In the wreaths of smoke that rise dancing to the sky, a face appears for an instant then, as in a dream, fades and disappears. Focus on a face whose features, little by little, become apparent. Dark hair. Slanting gaze. The man appears in our field of vision, only to escape us again and again. The stories he tells carry us back to reality, echoing like mantras served in sweet-and-sour sauce. "Art is not a profession," he begins, in his voice with accents of Asia. The scene, interspersed with breaths, punctuated by bursts of laughter and reflections on art, appears to have been filmed at the corner of a table, between friends.

You could imagine yourself in an opium den in the red light district of Shanghai or at the bottom of a hold, in a Chinese junk drifting on the Yangtze.

But we're in the Wang Du workshop, near Paris, and the only thing we’re doing is drinking tea.

And yet, we don't understand everything. As if under ether, drifting in a half-sleep, we pick up bits of conversation: "The world is a work of art". "You have to adopt positions of survival". "The planet isn't sick, it's the people..." ...so many truths that bring us back to reality… Thoughts flow. We put the world to rights over a cup of Lapsang Souchong. Unceremoniously and yet with formality, the Chinese artist Wang Du attempts to answer a simple question: "What is an artist?”. To which, the film "A man... Liberal profession", sketches a fragmented answer.

Behind the camera, Alberto Crespo films the way he breathes. Sounds resonate, the image slows down or speeds up, goes from black and white to colour, travels through the spectrum of blurs, goes back to a detail which evaporates in a cross-fade. Our head is in the clouds, but Wang Du's gestures are precise, assured. The camera, meanwhile, leaves us free to roam the unusual geographies of the image.
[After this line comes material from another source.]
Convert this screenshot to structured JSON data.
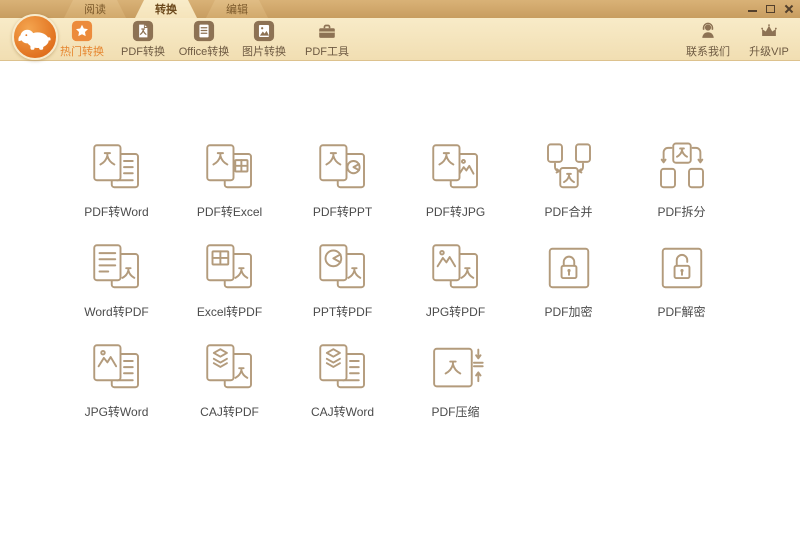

Photographer, director, musician, Alberto Crespo has made a film of great freedom with false cobbled-together airs, on a human scale, spontaneous in appearance and yet totally mastered. The sensual rendering of this filmic object is reminiscent of the atmosphere of jazz concerts, his passion.

A dialogue develops between the director and the artist, like a game of ping pong, a friendly encounter where sounds are amplified, and where you spin, examine, stop and set off again... in short, where the play of the artist's hands takes you on a journey. These same hands that look as though they’re tracing ideograms in the air. We follow their movements, unassuming as they pour the tea, until they set to work, model the contours of a planisphere, and finally linger on a series of vanities. Three skulls which, having made the artist sweat, bring us back to the vacuity of human passions. Something to be inspired by.


Anaïd Demir
April 2019

The art critic and exhibition curator Anaïd Demir has collaborated on numerous publications including Le Journal des Arts, Beaux-Arts Magazine, Photo, Le Monde 2 and GQ… as well as on Radio Nova. An author of novels deeply rooted in the art domain such as Le dernier jour de Jean-Michel Basquiat (2010, Ed. Anabet) and Joconde Intime (Éditions Léo Scheer-Laureli, 2011), her upcoming novel, Maison-mère, is currently under preparation and has received the support of the CNL.